Mr Smith suggests that a new abattoir makes no economic sense, quoting the council’s own figures showing a best-case scenario of losing £161,000 a year, which he says is based on killing highly unrealistic numbers of pigs and cattle and an “ambitious” number of sheep. He says: “What we need is a mix between what’s affordable and what’s necessary; what’s desirable is something different – some folk desire things that are not very realistic. I would love to see a new abattoir, if somebody could show me figures that tell me it was going to work, I would be a firm supporter.”

It is a view which chimes with that of Mr Duncan, who argues that there is no need for a new slaughterhouse when there are two existing premises, and claims it would be “another white elephant” which would need to be open five days a week to get even close to profitability, adding that, unless subsidies to farmers are brought back, there will continue to be “little or no money in the beef industry”.

While many say a new abattoir is vital to increase Shetland’s ability to rear, slaughter and sell meat on the shelves in shops here without the animals having to leave the isles at any stage of production, Mr Duncan subscribes to the theory that there is no future for meat finishing in the isles, and that livestock should simply be shipped to Aberdeenshire for slaughtering.

“Slaughterhouses are being shut up and down the country,” Mr Duncan says. “Why spend millions when we have two operating here in Shetland at the moment? It’s all down to profitability, if you have to go and buy all your feeds to finish animals here in Shetland, and you have to go to a store to buy in all your stuff, it just can’t pay. There’s going to be less cattle in Shetland unless things change, because the divide between income and expenditure is getting larger all the time.”

Mr Smith, who has been involved in the trade for half a century, says the simple reason for the lack of Shetland beef is the steep decline in the number of retailing butchers and the increasingly selective nature of customers. He says the cost of dealing exclusively in Shetland beef is simply prohibitive and describes the suggestion that the isles could become anywhere near self-sufficient in beef as “absolute bollocks”.

“For six years, Shetland Meat Company [Mr Smith’s butcher in Lerwick] sold absolutely nothing but beef that was grown from Shetland, but during that time we tried to buy Laxfirth and weren’t getting support from the council, so eventually gave it up. That’s basically the main problem – folk want to buy steaks, whatever . . . we’ve been there and done it, it was quite difficult, anybody trying to do it on a bigger scale than we were would [find it] impossible. Shetland beef – there’s nothing wrong with it, but as far as your average butcher is concerned he’s needing exactly what his customers want.”
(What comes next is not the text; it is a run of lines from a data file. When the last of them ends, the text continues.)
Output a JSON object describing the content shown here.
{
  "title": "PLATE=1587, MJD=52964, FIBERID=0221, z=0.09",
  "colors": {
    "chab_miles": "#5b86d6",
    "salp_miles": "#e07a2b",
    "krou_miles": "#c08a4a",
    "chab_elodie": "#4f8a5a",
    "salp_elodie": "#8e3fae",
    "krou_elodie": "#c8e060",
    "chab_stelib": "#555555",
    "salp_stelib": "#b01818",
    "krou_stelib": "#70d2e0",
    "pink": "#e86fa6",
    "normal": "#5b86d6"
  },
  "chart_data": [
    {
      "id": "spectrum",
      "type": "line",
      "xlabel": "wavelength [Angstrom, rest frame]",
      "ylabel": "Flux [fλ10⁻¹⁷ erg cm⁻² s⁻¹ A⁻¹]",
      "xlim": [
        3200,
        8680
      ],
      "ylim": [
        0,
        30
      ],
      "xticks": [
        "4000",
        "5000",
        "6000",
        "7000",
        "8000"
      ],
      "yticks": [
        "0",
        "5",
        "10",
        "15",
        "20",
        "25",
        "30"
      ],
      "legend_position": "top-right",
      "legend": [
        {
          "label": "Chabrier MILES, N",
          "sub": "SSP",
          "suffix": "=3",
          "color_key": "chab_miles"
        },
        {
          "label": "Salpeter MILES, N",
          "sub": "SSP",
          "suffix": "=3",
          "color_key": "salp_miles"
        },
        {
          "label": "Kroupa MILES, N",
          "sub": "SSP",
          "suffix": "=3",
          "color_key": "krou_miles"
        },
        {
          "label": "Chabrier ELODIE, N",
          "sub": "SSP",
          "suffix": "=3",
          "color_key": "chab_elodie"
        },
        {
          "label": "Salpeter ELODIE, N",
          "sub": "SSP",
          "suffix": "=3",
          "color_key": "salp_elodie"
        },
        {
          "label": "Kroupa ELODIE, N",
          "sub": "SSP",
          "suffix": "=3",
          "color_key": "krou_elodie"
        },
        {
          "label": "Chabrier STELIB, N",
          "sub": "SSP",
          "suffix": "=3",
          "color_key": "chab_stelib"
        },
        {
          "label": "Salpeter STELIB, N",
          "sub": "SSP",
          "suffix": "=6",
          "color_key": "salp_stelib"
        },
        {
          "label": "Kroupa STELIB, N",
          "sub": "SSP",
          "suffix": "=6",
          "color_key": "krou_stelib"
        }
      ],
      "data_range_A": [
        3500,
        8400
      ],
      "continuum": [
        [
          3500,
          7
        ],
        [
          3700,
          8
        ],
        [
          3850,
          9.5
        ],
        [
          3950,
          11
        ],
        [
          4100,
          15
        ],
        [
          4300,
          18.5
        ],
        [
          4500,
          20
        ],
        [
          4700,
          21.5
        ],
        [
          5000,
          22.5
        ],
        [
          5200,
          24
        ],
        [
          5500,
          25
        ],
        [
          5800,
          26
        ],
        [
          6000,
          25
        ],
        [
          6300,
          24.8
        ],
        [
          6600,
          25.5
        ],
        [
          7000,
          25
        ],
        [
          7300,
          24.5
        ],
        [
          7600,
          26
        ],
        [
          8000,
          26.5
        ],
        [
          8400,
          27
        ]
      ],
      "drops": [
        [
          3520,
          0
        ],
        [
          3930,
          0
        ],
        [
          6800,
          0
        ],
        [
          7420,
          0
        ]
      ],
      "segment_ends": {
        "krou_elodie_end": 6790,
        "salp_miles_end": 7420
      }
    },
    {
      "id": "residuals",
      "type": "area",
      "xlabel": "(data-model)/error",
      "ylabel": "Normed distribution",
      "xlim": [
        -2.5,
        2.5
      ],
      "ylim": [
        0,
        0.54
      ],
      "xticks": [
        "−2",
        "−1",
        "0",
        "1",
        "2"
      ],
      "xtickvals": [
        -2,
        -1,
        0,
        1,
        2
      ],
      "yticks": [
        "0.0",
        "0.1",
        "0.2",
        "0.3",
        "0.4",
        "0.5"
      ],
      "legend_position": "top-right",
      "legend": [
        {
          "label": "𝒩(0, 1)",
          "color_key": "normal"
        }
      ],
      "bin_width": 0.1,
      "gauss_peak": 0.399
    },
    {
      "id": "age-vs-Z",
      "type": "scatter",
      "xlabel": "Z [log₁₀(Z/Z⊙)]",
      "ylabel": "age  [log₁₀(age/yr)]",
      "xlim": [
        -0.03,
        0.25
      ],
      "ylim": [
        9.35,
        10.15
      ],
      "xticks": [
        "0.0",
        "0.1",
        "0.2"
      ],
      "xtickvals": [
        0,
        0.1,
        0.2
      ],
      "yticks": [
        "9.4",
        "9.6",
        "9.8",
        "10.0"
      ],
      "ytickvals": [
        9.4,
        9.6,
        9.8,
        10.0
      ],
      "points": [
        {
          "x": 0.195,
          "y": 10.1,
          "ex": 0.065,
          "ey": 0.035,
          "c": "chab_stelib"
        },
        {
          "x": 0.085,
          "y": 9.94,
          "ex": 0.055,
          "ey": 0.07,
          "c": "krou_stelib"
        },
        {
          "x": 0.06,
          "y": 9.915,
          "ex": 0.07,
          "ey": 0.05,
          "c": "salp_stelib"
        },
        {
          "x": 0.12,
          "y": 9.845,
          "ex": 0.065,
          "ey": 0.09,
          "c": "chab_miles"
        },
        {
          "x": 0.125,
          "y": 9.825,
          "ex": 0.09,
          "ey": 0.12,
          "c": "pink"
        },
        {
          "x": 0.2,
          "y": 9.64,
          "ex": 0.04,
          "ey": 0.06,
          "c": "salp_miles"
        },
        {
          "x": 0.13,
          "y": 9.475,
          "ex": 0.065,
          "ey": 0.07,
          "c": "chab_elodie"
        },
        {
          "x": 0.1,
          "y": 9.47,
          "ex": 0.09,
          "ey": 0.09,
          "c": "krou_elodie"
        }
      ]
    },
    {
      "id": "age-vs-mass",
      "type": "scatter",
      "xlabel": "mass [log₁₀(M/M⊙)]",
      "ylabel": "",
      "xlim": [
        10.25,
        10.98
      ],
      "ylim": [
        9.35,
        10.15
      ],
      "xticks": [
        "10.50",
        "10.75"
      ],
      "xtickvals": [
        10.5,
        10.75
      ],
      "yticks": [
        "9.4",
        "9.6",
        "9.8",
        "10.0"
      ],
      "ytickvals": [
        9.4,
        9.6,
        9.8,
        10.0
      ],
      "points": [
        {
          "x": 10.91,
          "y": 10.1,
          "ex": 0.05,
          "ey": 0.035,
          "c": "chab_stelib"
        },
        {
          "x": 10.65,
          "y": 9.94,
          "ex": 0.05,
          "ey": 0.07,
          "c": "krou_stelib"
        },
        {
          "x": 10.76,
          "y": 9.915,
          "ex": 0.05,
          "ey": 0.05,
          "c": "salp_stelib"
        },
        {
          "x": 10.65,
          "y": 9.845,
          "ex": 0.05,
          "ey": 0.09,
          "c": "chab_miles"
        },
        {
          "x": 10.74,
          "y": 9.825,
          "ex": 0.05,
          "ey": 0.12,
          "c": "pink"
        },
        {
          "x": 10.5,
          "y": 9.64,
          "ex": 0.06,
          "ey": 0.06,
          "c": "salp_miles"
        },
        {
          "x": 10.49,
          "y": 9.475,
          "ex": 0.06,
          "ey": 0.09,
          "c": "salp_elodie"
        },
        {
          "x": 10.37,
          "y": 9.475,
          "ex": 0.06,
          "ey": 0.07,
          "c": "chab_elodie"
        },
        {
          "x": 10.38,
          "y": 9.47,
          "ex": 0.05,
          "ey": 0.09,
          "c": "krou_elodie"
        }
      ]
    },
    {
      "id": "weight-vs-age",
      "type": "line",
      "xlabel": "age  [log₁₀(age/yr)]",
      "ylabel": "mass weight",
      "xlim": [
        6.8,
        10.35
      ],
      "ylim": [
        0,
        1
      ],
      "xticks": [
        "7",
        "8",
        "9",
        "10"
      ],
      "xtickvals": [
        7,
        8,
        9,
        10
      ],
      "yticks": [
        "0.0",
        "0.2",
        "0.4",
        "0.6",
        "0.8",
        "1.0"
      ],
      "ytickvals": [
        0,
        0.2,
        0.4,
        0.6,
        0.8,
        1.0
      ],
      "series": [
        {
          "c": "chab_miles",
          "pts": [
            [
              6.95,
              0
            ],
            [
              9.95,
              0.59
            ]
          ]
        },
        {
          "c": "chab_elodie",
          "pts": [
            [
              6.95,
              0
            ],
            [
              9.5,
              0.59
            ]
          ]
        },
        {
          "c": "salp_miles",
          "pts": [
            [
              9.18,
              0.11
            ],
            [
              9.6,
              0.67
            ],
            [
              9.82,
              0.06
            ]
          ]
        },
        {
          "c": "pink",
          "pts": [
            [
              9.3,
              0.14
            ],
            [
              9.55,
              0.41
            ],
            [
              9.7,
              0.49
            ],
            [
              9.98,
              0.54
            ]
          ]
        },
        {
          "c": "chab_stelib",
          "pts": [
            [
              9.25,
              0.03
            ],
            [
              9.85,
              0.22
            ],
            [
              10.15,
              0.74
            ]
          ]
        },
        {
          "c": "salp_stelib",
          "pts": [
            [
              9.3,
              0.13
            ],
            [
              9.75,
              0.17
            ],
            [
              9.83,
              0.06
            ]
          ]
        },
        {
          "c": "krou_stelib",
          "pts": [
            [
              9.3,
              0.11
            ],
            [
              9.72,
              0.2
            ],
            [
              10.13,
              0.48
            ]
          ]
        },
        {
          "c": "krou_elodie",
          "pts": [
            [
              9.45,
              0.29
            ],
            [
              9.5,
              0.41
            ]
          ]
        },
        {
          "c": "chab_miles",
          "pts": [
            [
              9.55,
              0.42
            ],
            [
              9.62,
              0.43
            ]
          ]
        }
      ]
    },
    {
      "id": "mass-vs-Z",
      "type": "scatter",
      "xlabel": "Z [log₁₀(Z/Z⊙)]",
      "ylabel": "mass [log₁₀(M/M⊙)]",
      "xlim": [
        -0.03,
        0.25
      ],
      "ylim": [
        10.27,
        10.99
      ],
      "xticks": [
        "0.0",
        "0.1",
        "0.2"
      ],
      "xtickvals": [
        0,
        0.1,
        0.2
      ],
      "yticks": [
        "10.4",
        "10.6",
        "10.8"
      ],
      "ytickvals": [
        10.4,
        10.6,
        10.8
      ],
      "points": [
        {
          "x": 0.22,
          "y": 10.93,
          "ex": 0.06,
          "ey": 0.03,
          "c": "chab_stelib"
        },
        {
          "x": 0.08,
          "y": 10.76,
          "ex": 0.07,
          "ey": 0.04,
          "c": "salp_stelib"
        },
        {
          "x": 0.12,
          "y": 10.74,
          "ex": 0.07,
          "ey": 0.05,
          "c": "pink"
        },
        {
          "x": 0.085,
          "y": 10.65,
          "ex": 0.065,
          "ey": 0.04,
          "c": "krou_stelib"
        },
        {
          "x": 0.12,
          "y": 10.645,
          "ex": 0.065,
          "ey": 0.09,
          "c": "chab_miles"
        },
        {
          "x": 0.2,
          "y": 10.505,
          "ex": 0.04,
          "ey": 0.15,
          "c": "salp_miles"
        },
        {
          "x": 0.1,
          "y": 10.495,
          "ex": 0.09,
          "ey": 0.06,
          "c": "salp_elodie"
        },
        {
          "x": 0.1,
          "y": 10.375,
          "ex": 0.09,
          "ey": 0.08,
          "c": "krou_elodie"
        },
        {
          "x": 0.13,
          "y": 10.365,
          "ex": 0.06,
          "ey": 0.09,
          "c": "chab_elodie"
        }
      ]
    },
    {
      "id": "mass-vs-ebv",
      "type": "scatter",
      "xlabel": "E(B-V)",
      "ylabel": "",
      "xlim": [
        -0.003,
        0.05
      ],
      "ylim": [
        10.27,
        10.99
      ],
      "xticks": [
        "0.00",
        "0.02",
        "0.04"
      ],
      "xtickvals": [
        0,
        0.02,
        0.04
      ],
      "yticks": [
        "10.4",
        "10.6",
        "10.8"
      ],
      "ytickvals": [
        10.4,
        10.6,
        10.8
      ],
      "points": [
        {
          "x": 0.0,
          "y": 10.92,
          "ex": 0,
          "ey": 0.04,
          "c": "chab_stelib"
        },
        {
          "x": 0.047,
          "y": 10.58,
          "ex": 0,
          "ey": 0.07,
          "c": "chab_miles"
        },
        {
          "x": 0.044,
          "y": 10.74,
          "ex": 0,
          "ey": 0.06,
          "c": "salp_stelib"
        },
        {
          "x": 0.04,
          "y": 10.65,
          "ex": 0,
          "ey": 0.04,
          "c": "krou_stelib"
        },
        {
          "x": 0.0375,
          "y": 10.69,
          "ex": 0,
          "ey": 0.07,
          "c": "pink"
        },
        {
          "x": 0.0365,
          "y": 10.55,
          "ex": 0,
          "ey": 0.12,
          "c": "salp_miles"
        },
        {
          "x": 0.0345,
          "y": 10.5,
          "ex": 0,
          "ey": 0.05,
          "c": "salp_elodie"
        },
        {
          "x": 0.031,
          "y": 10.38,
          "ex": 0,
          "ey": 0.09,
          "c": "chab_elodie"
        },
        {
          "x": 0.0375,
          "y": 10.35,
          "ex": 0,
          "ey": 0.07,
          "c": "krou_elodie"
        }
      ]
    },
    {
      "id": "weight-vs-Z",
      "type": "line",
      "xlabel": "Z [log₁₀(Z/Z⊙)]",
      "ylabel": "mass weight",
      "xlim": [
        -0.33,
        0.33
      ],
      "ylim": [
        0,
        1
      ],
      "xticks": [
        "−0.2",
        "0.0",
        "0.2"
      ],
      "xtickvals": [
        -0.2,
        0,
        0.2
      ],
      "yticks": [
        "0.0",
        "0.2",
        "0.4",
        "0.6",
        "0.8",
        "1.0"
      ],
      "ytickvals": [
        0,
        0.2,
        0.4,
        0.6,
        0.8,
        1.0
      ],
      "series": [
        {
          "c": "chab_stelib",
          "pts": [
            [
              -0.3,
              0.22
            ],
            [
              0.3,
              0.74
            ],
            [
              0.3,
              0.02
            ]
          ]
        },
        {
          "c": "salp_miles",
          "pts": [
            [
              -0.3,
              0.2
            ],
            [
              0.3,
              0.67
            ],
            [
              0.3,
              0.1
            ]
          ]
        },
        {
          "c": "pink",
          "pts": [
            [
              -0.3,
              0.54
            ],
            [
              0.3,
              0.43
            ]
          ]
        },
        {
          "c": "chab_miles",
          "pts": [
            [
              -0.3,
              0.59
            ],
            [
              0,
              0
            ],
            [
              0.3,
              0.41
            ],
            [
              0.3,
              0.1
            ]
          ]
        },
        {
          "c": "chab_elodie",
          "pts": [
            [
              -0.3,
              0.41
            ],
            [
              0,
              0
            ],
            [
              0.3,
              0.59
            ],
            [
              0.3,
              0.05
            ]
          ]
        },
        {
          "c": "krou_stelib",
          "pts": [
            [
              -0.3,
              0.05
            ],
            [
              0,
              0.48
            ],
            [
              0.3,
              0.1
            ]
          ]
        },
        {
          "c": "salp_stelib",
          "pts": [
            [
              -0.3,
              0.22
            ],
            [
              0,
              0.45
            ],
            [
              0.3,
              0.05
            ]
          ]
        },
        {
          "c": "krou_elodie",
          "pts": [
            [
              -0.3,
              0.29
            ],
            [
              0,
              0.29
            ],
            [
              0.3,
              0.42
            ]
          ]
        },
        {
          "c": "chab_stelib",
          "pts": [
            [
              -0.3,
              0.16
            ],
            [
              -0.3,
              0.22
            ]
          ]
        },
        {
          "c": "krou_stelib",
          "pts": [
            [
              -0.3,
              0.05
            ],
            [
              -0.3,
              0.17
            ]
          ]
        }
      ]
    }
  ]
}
Industry veteran Brian Anderson estimates that there will only be 70,000 lambs shipped out of the islands this year, which would seem to make diversification of the meat industry all the more pressing. But to an outsider, it is immediately apparent that the politics of the meat industry which are contributing to the lack of locally-available beef in the isles are immensely frustrating.

In a beleaguered sector which has had to cope with the effects of two foot-and-mouth outbreaks this decade, to say nothing of spiralling fuel and feed prices threatening to cripple farmers, surely the industry ought to be united in a fight against its external problems rather than continuing to bicker internally. For the sake of the people of Shetland – many of whom would surely appreciate the option of being able to buy local beef – and the industry itself, it is imperative that the key players resolve to work together to bring the present situation to an end.